If someone cant be won over with guacomole and tequila they are not worth your time.
so he made me dinner last pm @whch point i askd if i could help out. he hands me his fucking laundry and asks me 2 do it
only you. it could only happen to you.
You brought back some girl with you at 3am and introduced her to everyone as "hot pocket"
I said i love rain, just to change the subject, and he said 'id like to do it in the rain'. Dear lord. He doesnt stop
So apparently when he was telling people he was in Alaska for 6 months he was actually in jail
I am currently google image searching dick piercings, trying to see what I'm getting myself into.

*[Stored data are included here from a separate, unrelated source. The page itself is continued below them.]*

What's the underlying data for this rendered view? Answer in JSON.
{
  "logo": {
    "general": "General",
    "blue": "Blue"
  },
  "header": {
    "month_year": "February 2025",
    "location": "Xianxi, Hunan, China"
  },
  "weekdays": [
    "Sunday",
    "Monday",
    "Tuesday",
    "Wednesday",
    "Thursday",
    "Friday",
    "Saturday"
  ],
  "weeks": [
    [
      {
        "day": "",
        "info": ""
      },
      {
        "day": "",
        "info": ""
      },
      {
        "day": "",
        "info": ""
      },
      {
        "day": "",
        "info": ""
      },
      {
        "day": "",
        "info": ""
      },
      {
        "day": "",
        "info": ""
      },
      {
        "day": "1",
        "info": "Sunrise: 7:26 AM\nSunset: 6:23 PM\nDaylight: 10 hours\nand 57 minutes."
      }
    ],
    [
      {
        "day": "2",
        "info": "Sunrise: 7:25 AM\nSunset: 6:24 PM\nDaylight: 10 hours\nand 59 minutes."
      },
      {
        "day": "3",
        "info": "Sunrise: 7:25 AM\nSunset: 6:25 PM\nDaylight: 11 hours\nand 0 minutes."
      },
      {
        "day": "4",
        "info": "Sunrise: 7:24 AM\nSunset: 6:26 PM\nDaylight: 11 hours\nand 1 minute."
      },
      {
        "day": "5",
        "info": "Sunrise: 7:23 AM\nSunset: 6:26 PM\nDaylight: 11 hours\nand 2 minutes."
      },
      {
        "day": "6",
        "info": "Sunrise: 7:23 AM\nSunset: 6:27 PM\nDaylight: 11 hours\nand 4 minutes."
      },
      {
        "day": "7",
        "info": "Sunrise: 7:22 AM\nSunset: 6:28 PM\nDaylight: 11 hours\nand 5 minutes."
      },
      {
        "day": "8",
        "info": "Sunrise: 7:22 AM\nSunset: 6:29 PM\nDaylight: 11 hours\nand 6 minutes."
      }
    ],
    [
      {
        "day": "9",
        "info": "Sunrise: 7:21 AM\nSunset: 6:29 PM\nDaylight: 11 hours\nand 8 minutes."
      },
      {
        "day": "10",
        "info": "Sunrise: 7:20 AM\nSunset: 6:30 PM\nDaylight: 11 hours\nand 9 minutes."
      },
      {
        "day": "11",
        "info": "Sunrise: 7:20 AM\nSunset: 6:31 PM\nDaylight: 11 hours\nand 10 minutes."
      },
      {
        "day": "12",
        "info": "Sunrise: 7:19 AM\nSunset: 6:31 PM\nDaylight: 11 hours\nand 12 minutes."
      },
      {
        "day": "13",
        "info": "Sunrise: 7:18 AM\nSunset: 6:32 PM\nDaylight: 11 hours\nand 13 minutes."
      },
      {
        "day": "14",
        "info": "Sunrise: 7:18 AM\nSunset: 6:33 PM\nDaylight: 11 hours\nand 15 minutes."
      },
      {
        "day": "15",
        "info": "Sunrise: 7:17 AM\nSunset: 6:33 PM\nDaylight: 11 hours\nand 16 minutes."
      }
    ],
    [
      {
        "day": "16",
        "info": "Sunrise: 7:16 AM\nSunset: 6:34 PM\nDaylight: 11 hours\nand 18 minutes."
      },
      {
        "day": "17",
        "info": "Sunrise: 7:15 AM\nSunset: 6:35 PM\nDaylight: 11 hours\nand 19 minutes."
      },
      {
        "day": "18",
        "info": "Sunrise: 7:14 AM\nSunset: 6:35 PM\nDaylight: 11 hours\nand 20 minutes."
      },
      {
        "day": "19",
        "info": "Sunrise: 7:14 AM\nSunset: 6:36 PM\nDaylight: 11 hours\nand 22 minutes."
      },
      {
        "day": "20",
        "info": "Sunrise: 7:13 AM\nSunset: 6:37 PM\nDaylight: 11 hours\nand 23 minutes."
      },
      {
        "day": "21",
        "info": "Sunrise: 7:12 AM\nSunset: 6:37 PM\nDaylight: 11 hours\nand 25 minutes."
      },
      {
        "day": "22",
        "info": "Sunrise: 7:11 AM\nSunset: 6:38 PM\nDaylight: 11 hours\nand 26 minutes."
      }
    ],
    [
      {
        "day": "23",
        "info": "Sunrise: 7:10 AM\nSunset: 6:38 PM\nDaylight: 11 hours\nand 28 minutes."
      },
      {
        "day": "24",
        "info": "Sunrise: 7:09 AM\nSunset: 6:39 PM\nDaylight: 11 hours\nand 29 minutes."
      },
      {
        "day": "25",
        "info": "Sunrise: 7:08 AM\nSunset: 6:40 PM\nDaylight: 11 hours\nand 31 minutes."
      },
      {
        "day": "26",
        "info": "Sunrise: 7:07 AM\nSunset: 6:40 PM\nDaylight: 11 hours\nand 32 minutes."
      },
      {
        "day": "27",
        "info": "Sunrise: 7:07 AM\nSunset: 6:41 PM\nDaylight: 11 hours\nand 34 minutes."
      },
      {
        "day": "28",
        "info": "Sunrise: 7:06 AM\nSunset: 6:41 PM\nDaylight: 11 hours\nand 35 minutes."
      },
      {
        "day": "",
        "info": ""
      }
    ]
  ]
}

will emailing you the 64 kama sutra positions I want to try during the 3 days your here turn you on or terrify you?
You told them that the brownies were safe, and then pointed to a passed out Ryan and said "see?"
we played dirty jenga the drinking edition... some girl really just broke a rib? how do we even go this hard
What's the sex policy on a school bus? Because I dibs back seat.

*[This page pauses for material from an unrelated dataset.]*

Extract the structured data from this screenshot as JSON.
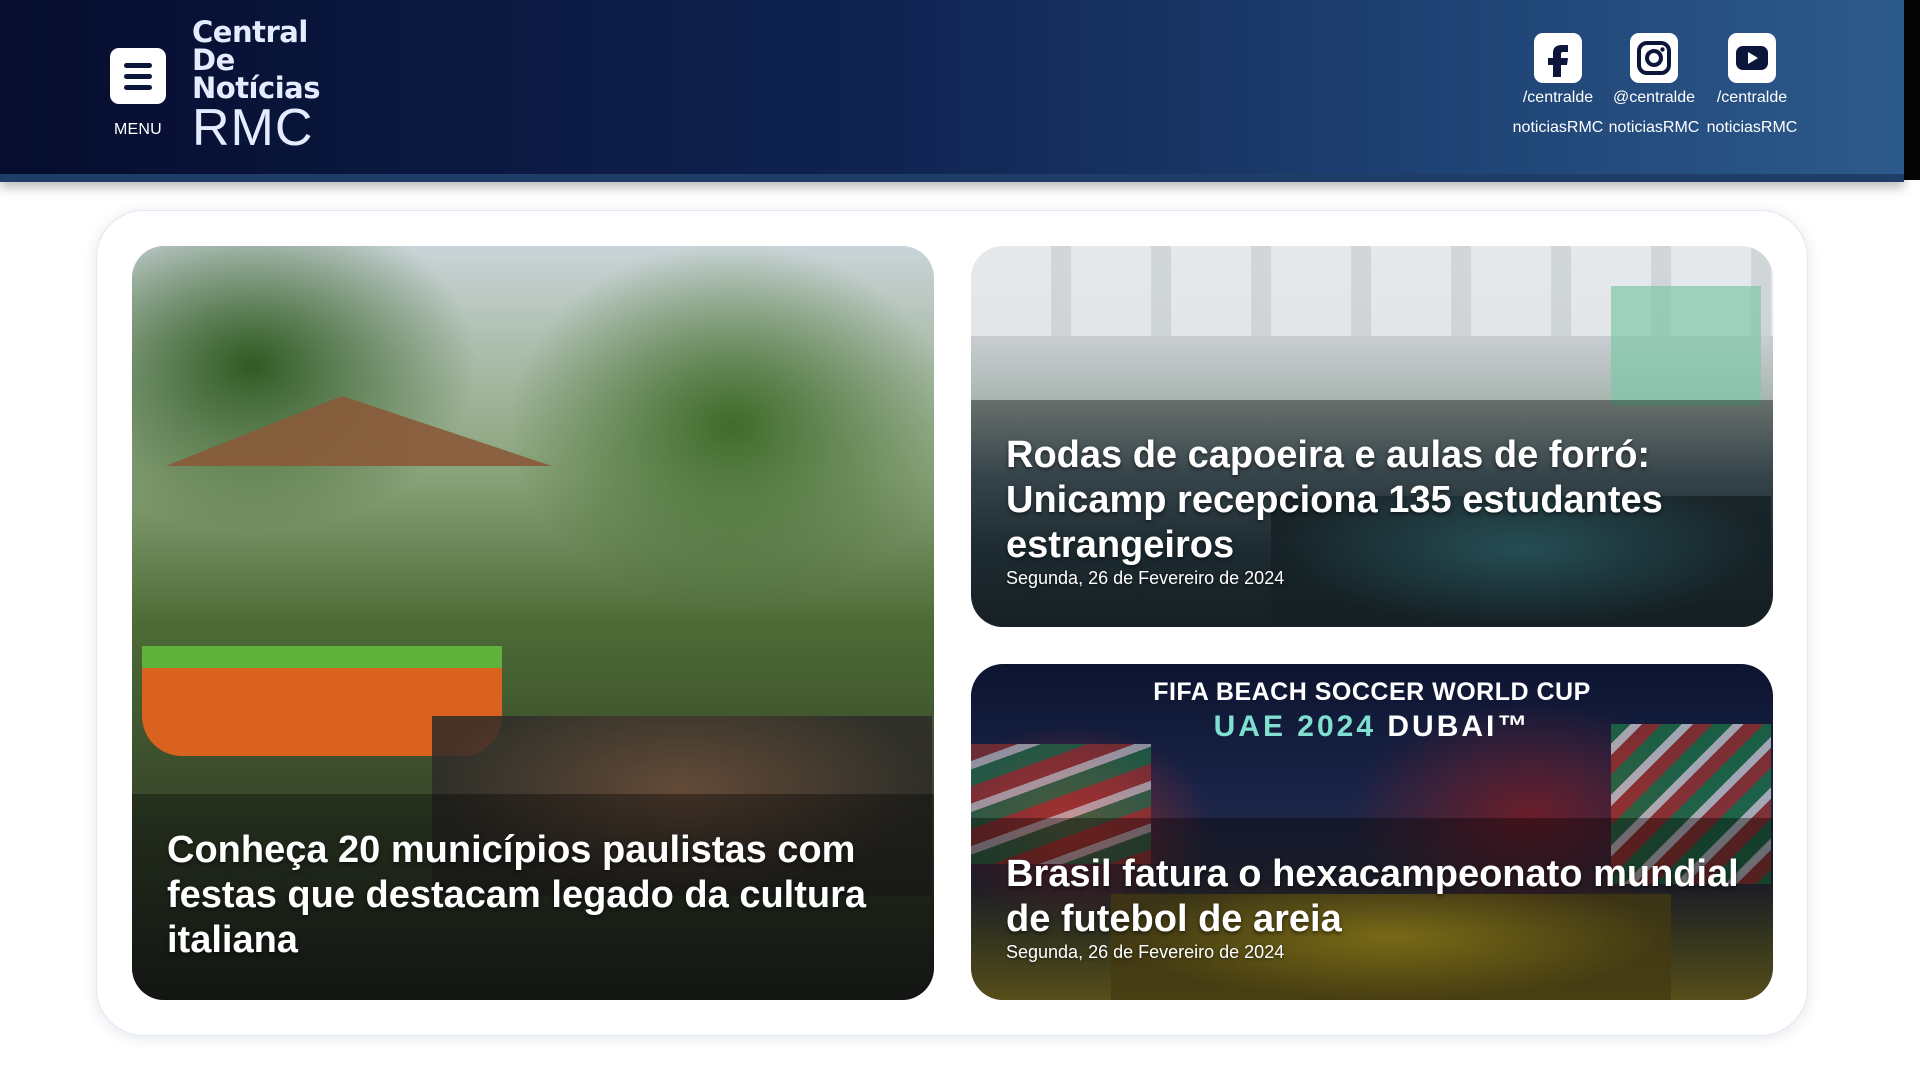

Sex allowed. Dress code is neon and obnoxious.
We are gonna die. I wanna enforce the "no jumping out of moving vehicles" policy. And how are we gonna get a school bus through mcdonalds drive thru?

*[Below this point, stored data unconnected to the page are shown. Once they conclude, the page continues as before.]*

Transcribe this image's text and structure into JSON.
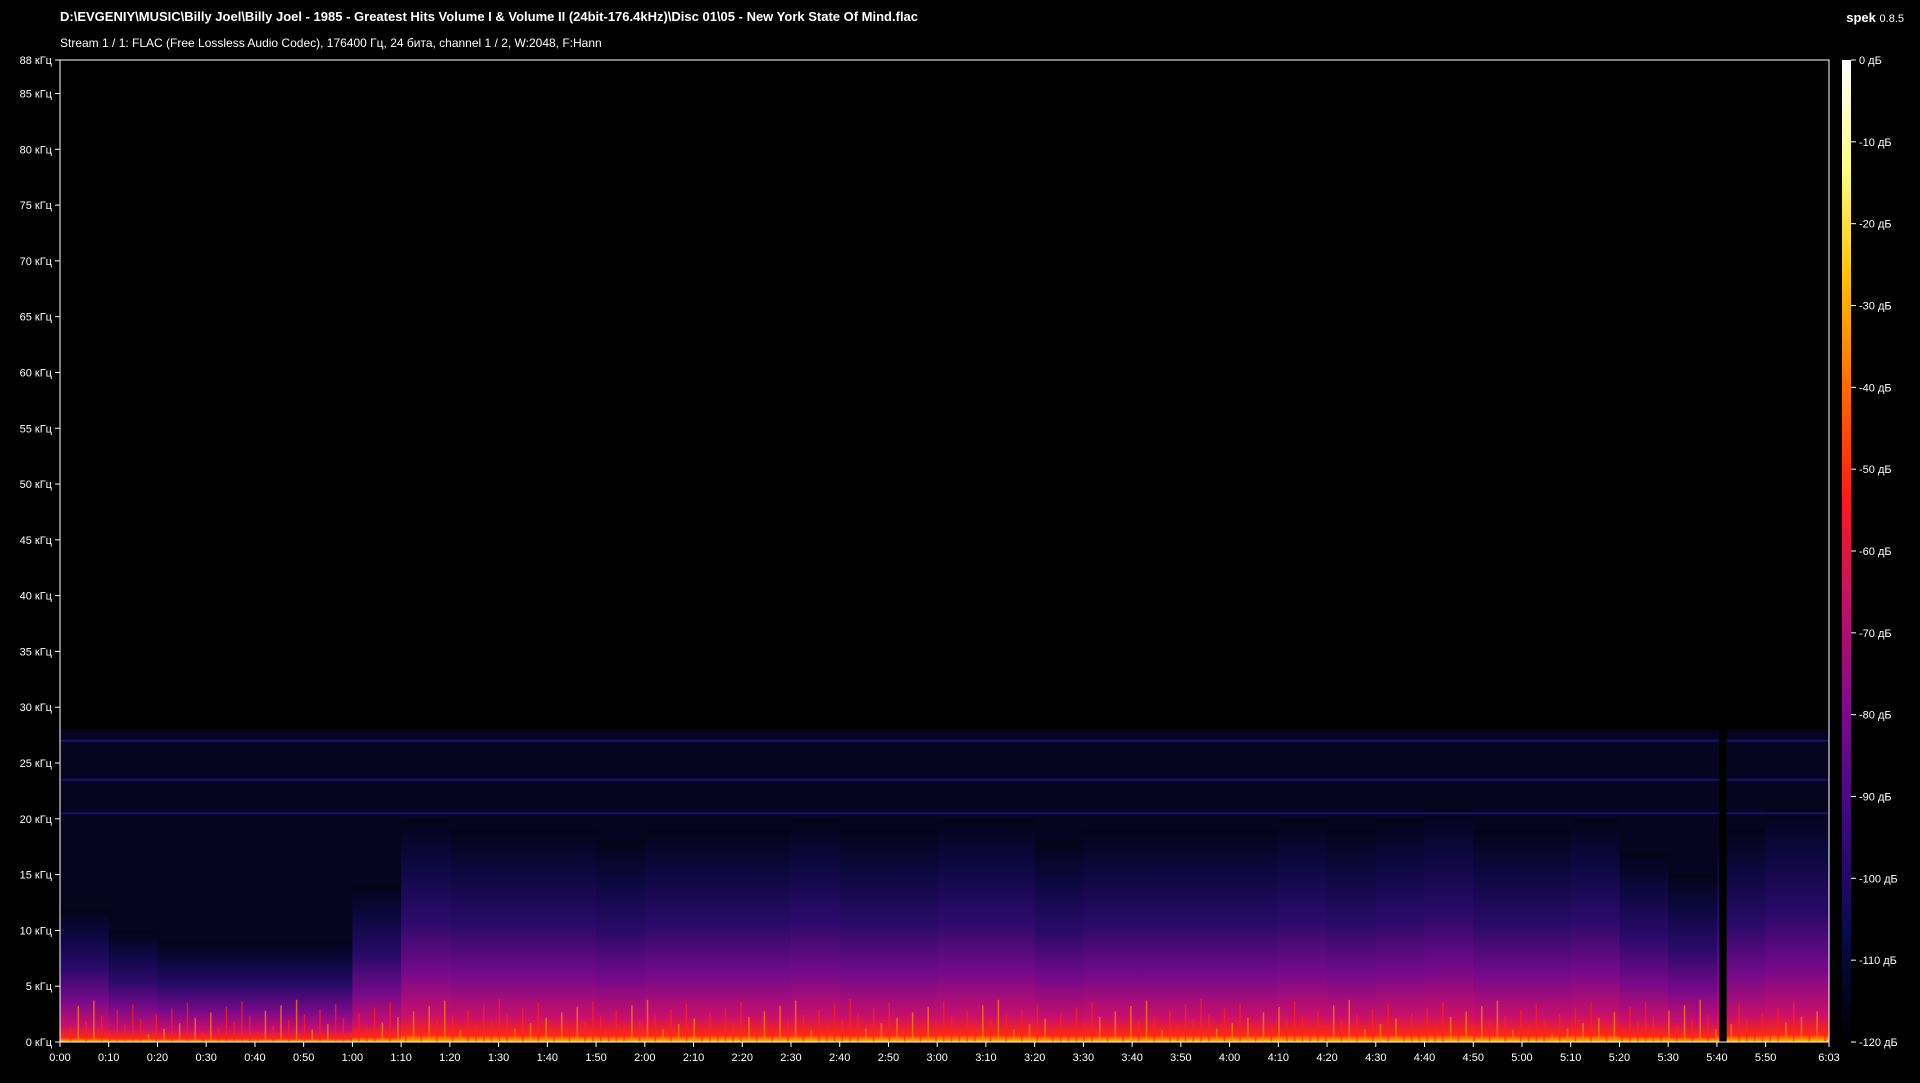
{
  "header": {
    "file_path": "D:\\EVGENIY\\MUSIC\\Billy Joel\\Billy Joel - 1985 - Greatest Hits Volume I & Volume II (24bit-176.4kHz)\\Disc 01\\05 - New York State Of Mind.flac",
    "stream_info": "Stream 1 / 1: FLAC (Free Lossless Audio Codec), 176400 Гц, 24 бита, channel 1 / 2, W:2048, F:Hann",
    "app_name": "spek",
    "app_version": "0.8.5"
  },
  "chart_data": {
    "type": "heatmap",
    "description_axes": "time vs frequency spectrogram",
    "x_ticks": [
      "0:00",
      "0:10",
      "0:20",
      "0:30",
      "0:40",
      "0:50",
      "1:00",
      "1:10",
      "1:20",
      "1:30",
      "1:40",
      "1:50",
      "2:00",
      "2:10",
      "2:20",
      "2:30",
      "2:40",
      "2:50",
      "3:00",
      "3:10",
      "3:20",
      "3:30",
      "3:40",
      "3:50",
      "4:00",
      "4:10",
      "4:20",
      "4:30",
      "4:40",
      "4:50",
      "5:00",
      "5:10",
      "5:20",
      "5:30",
      "5:40",
      "5:50",
      "6:03"
    ],
    "x_tick_seconds": [
      0,
      10,
      20,
      30,
      40,
      50,
      60,
      70,
      80,
      90,
      100,
      110,
      120,
      130,
      140,
      150,
      160,
      170,
      180,
      190,
      200,
      210,
      220,
      230,
      240,
      250,
      260,
      270,
      280,
      290,
      300,
      310,
      320,
      330,
      340,
      350,
      363
    ],
    "x_range_seconds": [
      0,
      363
    ],
    "y_ticks": [
      "0 кГц",
      "5 кГц",
      "10 кГц",
      "15 кГц",
      "20 кГц",
      "25 кГц",
      "30 кГц",
      "35 кГц",
      "40 кГц",
      "45 кГц",
      "50 кГц",
      "55 кГц",
      "60 кГц",
      "65 кГц",
      "70 кГц",
      "75 кГц",
      "80 кГц",
      "85 кГц",
      "88 кГц"
    ],
    "y_tick_khz": [
      0,
      5,
      10,
      15,
      20,
      25,
      30,
      35,
      40,
      45,
      50,
      55,
      60,
      65,
      70,
      75,
      80,
      85,
      88
    ],
    "y_range_khz": [
      0,
      88
    ],
    "colorbar_ticks": [
      "0 дБ",
      "-10 дБ",
      "-20 дБ",
      "-30 дБ",
      "-40 дБ",
      "-50 дБ",
      "-60 дБ",
      "-70 дБ",
      "-80 дБ",
      "-90 дБ",
      "-100 дБ",
      "-110 дБ",
      "-120 дБ"
    ],
    "colorbar_range_db": [
      -120,
      0
    ],
    "colormap": [
      "#000000",
      "#0a0a4a",
      "#3a0a7a",
      "#7a0a8a",
      "#c0106a",
      "#ff1a1a",
      "#ff6a00",
      "#ffc000",
      "#ffff80",
      "#ffffff"
    ],
    "energy_ceiling_khz": 28,
    "line_components_khz": [
      27,
      23.5,
      20.5
    ],
    "quiet_gap_seconds": [
      340.5,
      342
    ],
    "band_edge_khz_per_10s": [
      12,
      10,
      9,
      9,
      9,
      9,
      14,
      20,
      19,
      19,
      19,
      18,
      19,
      19,
      19,
      20,
      19,
      19,
      20,
      20,
      18,
      19,
      19,
      19,
      19,
      20,
      19,
      20,
      21,
      19,
      19,
      20,
      17,
      15,
      19,
      21,
      22
    ]
  }
}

I should have been on a postcard. I was sitting in the middle of the forest with a plate full of pot brownies and missing you.
Feel better punkin. Your balls will be gently resting on my forehead in no time
I left her alone for a few minutes and she's already using a guy on his hands and knees as a chair while another guy is serving her margaritas.
I didn't have anyone to cheers so I tapped my beer on your fish tank... a little too hard
I would give away three of my own ribs to be able to eat myself out.